Longyear v. Toolan
Headline: Court upheld Michigan tax-sale title, ruling that published notice and state procedures satisfied due process and leaving the buyers’ ownership intact.
Holding:
- Affirms tax-sale buyers’ property titles when procedures are followed.
- Allows states to use publication notice for tax-sale proceedings.
- Leaves former owners a one-year window to redeem or challenge sales.
Summary
Background
A former owner of a city lot challenged a sale made to satisfy unpaid property taxes. Michigan’s process required a township supervisor to make an assessment roll in May, a board of review to hear objections, taxes to become liens in December, and a statutorily required court petition, published notice, and eventual sale with a one-year right to redeem or set aside the sale. The purchasers received their deed after the sale followed the statute.
Reasoning
The key question was whether substituting published notice for personal service denied the owner the Fourteenth Amendment’s guarantee of fair process.
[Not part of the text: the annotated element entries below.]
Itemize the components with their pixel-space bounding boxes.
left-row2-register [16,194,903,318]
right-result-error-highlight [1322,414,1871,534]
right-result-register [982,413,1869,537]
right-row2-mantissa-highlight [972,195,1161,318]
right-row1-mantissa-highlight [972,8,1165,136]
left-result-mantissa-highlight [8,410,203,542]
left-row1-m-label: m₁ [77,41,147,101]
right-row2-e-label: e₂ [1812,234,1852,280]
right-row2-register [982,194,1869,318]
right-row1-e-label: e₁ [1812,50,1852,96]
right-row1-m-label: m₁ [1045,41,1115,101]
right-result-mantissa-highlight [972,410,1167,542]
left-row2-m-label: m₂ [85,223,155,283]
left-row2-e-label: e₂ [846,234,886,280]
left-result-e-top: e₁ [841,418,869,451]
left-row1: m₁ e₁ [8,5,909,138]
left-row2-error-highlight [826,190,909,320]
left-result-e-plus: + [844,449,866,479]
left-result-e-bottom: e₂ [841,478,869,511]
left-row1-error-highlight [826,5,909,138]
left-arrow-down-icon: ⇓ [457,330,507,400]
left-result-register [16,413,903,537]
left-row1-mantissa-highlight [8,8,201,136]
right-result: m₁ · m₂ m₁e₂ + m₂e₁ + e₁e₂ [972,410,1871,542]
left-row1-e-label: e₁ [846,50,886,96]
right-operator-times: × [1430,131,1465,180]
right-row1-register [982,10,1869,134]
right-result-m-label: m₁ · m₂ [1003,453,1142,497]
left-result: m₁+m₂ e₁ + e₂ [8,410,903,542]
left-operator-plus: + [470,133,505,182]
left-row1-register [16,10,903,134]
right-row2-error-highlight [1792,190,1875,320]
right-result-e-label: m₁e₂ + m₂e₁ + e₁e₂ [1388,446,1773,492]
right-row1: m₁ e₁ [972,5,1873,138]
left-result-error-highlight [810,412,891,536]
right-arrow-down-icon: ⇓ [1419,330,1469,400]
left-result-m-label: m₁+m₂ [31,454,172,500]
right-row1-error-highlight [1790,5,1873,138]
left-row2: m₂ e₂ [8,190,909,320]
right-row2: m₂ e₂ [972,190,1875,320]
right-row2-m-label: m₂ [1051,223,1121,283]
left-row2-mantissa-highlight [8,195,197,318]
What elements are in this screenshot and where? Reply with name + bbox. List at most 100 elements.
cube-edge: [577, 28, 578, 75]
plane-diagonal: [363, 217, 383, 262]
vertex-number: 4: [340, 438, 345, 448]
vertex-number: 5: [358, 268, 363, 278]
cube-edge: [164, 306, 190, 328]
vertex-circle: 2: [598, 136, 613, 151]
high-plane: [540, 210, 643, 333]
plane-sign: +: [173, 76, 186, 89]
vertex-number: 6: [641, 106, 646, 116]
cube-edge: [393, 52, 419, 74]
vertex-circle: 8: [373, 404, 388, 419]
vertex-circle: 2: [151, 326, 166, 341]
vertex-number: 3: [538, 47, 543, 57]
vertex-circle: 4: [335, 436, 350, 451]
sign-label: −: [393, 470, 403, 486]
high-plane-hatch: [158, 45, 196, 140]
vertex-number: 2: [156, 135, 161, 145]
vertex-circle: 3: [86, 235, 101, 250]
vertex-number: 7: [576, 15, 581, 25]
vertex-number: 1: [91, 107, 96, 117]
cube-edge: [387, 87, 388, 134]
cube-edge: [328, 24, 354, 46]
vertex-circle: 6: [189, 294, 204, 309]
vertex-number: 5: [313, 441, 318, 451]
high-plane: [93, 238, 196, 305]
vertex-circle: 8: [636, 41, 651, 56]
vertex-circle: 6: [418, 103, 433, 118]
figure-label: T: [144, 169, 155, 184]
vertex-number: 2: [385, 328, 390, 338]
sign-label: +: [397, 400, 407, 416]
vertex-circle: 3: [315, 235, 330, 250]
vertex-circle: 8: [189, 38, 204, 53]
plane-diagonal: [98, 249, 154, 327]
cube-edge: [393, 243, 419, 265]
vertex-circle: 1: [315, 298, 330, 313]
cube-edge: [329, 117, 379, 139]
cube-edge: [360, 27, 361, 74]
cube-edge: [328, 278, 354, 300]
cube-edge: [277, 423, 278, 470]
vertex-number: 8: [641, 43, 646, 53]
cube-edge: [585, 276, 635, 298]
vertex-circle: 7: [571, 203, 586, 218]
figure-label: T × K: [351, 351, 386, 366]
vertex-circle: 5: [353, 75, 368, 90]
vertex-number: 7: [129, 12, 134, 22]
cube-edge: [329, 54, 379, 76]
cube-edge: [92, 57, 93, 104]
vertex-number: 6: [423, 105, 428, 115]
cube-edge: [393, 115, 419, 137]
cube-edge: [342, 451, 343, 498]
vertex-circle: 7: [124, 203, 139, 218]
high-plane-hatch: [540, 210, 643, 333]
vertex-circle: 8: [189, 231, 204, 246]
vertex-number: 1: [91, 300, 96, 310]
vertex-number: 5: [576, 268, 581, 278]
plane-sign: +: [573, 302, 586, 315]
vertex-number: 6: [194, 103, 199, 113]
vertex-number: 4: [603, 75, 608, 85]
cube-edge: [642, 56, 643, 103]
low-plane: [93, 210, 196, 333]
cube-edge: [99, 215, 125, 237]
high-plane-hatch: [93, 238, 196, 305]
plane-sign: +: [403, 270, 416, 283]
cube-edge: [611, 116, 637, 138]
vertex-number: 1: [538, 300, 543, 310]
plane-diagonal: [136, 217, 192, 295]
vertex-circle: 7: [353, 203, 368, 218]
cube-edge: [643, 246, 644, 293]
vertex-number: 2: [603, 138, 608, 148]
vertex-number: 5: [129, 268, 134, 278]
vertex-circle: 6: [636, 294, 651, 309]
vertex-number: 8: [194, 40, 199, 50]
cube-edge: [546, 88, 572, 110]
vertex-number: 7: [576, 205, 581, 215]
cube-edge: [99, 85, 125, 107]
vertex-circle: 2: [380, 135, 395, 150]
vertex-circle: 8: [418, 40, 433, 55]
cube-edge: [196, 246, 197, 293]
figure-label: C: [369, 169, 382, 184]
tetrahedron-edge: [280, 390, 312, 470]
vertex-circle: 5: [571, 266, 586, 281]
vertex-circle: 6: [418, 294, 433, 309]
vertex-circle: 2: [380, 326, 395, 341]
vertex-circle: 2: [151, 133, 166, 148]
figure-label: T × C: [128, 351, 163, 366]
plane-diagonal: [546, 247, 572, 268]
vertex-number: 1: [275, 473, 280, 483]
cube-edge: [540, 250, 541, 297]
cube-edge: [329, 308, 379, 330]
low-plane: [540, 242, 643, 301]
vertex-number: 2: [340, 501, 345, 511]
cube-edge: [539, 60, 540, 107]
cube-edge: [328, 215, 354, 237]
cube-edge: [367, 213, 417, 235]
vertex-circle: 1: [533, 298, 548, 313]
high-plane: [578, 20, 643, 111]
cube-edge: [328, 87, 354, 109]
The Court relied on prior decisions and the Michigan scheme’s features — the earlier opportunity to contest the assessment at the board of review, public filing of the petition, publication of notice, and a year-long right to redeem or challenge the sale — to conclude the overall procedure provided an adequate opportunity to be heard. Because the sale complied with the statute and the owner had meaningful chances to contest the tax and the sale, the Court found no violation of due process and affirmed the lower court’s judgment.
Real world impact
Owners whose property has been assessed and listed under this Michigan process are expected to know that published notice and the statutory steps can be enough to support a tax sale. Buyers who acquire land through this authorized tax procedure keep their titles when the required steps are followed. The ruling affirms that the State may enforce tax collection through this statutory framework without using personal service for every property owner.